I am wondering, though, if I might be able to mix a bit of my glycolic acid peel into the Neutrogena. In the experiment above, it effectively brought the pH down to a 4-5. Of course, at this level, I expect that I'd see no exfoliation properties, and that's ok because it's a cleanser and I don't intend to leave it on long enough anyways. But, it will work to bring the pH down. I have not tried this on my face, however. I am wondering if it would be ok to add? I found a product called sebamed which is formulated to 5.5, but i can't find it in any local store and it is back-ordered online. Also, it's more expensive than the Neutrogena.

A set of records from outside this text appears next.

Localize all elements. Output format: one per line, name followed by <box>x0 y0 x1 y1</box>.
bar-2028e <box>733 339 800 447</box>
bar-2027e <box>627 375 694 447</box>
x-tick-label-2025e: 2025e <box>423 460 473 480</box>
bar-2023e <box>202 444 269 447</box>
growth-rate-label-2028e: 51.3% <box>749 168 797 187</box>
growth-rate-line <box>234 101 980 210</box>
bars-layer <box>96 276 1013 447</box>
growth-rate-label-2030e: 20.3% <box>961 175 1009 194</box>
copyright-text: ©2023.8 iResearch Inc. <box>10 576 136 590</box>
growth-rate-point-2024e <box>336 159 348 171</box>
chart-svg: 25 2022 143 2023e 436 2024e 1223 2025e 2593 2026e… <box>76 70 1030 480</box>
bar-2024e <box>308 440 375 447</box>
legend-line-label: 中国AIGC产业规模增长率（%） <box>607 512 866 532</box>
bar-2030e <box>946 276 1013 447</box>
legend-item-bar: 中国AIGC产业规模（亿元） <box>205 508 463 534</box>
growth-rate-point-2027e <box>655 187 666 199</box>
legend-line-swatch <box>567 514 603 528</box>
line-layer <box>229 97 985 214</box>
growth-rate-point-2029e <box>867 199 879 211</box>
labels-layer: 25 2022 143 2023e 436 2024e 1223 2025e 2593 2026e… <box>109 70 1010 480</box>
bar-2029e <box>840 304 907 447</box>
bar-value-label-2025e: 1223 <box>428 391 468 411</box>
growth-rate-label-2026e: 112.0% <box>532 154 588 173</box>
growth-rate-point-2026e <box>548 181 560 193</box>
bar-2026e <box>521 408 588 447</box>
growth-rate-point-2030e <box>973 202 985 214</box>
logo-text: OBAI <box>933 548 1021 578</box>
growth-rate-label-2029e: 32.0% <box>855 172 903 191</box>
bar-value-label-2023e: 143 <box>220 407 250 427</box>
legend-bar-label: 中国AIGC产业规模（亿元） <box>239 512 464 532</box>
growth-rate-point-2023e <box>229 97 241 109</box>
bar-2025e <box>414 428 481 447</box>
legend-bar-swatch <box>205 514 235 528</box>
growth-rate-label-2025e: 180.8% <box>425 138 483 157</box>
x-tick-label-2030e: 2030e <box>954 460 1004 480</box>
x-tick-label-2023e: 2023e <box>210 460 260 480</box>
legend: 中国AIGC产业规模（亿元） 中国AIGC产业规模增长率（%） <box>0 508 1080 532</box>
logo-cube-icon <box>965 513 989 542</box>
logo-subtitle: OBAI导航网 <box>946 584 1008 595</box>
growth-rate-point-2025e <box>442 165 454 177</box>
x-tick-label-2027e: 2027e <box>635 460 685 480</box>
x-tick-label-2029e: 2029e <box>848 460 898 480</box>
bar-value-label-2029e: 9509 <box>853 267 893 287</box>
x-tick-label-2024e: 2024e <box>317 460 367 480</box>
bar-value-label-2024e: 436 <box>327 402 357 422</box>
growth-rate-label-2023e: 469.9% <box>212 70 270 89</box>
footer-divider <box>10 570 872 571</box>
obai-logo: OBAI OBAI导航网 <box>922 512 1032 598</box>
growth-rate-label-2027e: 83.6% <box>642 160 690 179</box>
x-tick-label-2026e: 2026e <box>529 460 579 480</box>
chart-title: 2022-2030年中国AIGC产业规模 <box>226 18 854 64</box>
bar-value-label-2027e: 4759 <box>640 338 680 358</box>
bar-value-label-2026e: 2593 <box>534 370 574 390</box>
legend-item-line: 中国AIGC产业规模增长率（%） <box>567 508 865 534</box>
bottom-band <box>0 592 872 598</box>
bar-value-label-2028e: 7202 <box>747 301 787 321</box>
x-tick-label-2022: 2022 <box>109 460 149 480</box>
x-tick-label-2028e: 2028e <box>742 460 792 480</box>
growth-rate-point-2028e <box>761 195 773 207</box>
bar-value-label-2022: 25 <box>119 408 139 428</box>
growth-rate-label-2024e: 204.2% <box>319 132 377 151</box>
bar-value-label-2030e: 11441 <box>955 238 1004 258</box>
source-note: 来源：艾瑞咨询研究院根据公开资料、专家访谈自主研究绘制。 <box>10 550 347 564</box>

I'm so far happy with my current cleanser (it is listed under the 100% non-comodegenic list in the forum)--It would be perfect if the pH was optimum. Hence the curiosity if you can manually lower the ph by adding the glycolic peel liquid (this is an actual peel--not leave on. You use for a few mins and then must neutralize). I would assume since the neutrogena is higher in pH and the combined pH is only 4-5, surely no need to neutralize and the acid won't have any exfoliating effect..or very little. I'd love to hear any thoughts on that!
Edited by callendula, 17 April 2015 - 01:43 PM.